Q: In what cases of corneal infection should regular debridement be used for better delivery of topical medication or other therapeutic benefits? That is, when should debridement be performed, and when should it not be?

“Drug delivery to a corneal lesion is dependent on several factors,” explains James V. Aquavella, MD, of the University of Rochester Medical Center. “Lipid solubility is necessary to traverse the tight epithelial junction while hydrophilic drugs more readily traverse stromal collagen.” 


For severe bacterial lesions, frequent instillation of fortified antibiotics is the technique of choice, Dr. Aquavella says, adding that general drug delivery can be accelerated by application of a collagen shield pre-soaked in the appropriate antibiotic solution. As the collagen bonds in the shield dissolve, the drug is delivered to the corneal surface over time. Dr. Aquavella cautions that a toxicity reaction to the fortified antibiotics or related preservative substances can disrupt the epithelial junction bonds to increase the permeability of the antibiotics, even if it is hydrophilic in nature.

Fungal keratitis is one case in which debridement may be indicated. Photo: Natalie C. Cheung, MD and Kristin M. Hammersmith, MD.

Aaron Bronner, OD, of the Pacific Cataract and Laser Institute, points out there are two primary recognized conditions in which scraping the epithelium to allow drug penetration may be suitable. “The first, most cited indication is in cases of fungal keratitis, primarily due to poor penetrance of topical antifungals,” he says. “Stromal concentrations of natamycin 5% and compounded amphotericin B are reduced to ineffective levels by an intact epithelium. The newer antifungal voriconazole is not as significantly limited as others; however, stromal concentrations of this drug are typically reduced by 50% in the case of an intact epithelium.”

Dr. Bronner points out that exacerbating the issue of poor drug penetration is the fact that fungal pathogens often form deep keratitis that worsens despite an intact epithelium, which can lead to the unique possibility of penetration into the anterior chamber even without perforation. He recommends debriding cases of fungal keratitis during treatment to enhance drug delivery, but adds that this practice should only be completed in confirmed cases of fungal disease rather than presumed cases, as removing epithelial tissue unnecessarily in the setting of an infiltrate can perpetuate inflammation and even increase risk of corneal melt in other forms of both infectious and inflammatory keratitis. In effect, in most other cases of keratitis, “we are trying to encourage epithelial healing as much as possible.”
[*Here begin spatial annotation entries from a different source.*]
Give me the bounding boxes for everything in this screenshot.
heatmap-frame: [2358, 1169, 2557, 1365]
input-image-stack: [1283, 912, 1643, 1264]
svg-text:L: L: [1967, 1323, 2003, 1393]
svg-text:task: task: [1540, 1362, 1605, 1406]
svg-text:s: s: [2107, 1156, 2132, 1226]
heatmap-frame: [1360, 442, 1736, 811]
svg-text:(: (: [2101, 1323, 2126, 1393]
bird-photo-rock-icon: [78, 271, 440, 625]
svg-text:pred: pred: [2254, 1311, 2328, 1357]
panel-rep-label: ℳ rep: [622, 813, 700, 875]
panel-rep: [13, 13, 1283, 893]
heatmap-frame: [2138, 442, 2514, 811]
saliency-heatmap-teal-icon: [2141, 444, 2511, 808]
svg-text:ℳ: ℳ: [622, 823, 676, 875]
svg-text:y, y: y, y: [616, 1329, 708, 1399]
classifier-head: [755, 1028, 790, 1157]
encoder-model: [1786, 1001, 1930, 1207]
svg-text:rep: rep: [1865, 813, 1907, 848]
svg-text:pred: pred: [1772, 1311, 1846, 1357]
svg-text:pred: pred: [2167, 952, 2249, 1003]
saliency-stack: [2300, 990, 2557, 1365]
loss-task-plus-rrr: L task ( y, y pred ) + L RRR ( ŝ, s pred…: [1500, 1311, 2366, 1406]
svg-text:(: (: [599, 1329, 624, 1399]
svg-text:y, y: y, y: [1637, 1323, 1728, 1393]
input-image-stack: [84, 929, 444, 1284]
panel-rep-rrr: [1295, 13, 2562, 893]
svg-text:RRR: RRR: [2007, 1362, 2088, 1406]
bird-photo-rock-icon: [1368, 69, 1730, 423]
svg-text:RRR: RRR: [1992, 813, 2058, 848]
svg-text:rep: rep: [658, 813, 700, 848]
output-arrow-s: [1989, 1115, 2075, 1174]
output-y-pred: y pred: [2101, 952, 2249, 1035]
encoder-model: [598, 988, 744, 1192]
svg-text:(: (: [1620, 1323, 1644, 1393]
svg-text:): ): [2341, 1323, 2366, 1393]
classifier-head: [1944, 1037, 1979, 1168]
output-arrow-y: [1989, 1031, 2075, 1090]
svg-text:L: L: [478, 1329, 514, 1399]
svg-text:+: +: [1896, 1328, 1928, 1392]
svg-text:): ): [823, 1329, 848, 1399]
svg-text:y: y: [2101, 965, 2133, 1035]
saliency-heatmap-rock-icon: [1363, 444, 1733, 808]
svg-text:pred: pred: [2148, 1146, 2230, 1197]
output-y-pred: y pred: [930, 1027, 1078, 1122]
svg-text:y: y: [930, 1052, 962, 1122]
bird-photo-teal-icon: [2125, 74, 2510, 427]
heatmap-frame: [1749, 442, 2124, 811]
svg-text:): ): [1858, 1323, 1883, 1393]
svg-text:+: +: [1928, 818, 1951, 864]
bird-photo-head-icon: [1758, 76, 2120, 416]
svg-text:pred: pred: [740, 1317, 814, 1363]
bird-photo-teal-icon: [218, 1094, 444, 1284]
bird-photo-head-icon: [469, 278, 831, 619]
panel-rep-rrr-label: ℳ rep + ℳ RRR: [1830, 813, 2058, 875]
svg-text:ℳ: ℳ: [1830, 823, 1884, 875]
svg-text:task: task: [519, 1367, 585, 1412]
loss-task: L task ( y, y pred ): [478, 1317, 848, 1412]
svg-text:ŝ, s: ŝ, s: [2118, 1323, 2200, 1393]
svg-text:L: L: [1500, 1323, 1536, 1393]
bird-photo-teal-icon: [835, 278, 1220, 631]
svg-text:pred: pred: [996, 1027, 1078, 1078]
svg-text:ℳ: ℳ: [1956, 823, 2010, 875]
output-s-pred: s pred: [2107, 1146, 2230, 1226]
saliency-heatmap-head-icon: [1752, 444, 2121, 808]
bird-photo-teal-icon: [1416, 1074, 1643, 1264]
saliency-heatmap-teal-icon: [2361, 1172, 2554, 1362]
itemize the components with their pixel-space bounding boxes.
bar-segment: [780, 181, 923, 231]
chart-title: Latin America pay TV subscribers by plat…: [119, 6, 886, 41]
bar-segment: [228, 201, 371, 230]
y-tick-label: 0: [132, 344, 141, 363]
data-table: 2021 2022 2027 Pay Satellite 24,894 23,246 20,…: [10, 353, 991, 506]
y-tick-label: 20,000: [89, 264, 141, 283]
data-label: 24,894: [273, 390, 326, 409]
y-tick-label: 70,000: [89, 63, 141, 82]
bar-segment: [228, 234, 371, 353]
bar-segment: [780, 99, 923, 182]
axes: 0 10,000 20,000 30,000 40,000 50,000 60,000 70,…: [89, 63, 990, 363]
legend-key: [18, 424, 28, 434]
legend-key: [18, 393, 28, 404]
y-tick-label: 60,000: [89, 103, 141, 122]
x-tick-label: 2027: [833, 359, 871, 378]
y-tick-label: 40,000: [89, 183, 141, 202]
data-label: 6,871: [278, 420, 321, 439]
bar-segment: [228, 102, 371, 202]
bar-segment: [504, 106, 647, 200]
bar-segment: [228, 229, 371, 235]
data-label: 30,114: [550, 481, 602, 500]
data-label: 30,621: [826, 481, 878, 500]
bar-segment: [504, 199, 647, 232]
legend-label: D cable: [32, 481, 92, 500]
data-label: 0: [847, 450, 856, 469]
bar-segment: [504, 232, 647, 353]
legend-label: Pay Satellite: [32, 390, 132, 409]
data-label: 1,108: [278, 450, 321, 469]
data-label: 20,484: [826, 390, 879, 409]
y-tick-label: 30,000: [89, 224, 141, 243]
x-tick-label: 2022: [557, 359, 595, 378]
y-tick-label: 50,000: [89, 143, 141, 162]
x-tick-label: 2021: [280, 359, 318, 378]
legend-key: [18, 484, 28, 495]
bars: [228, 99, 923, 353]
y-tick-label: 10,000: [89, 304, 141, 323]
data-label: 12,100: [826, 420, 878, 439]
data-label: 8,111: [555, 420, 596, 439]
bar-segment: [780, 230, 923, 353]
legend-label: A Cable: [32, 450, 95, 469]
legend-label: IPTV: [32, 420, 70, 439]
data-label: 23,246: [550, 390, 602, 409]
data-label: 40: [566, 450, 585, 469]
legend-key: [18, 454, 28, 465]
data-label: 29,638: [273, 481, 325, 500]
Epithelial debridement may also be helpful in cases of herpes simplex keratitis, as it can shorten the course of infection by removing the epithelial cells that surround the ulceration. This “edge” is a reservoir of active virus that can proliferate to adjacent cells and gradually increase the size of the ulceration. Dr. Bronner cautions that this approach, however, should only be applied in certain specific infectious corneal manifestations of HSV keratitis (i.e., dendritic and geographic ulcerations), not stromal, endothelial or neurotrophic keratitis. This technique should also only be used in initial episodes; more caution is necessary in recurrent cases.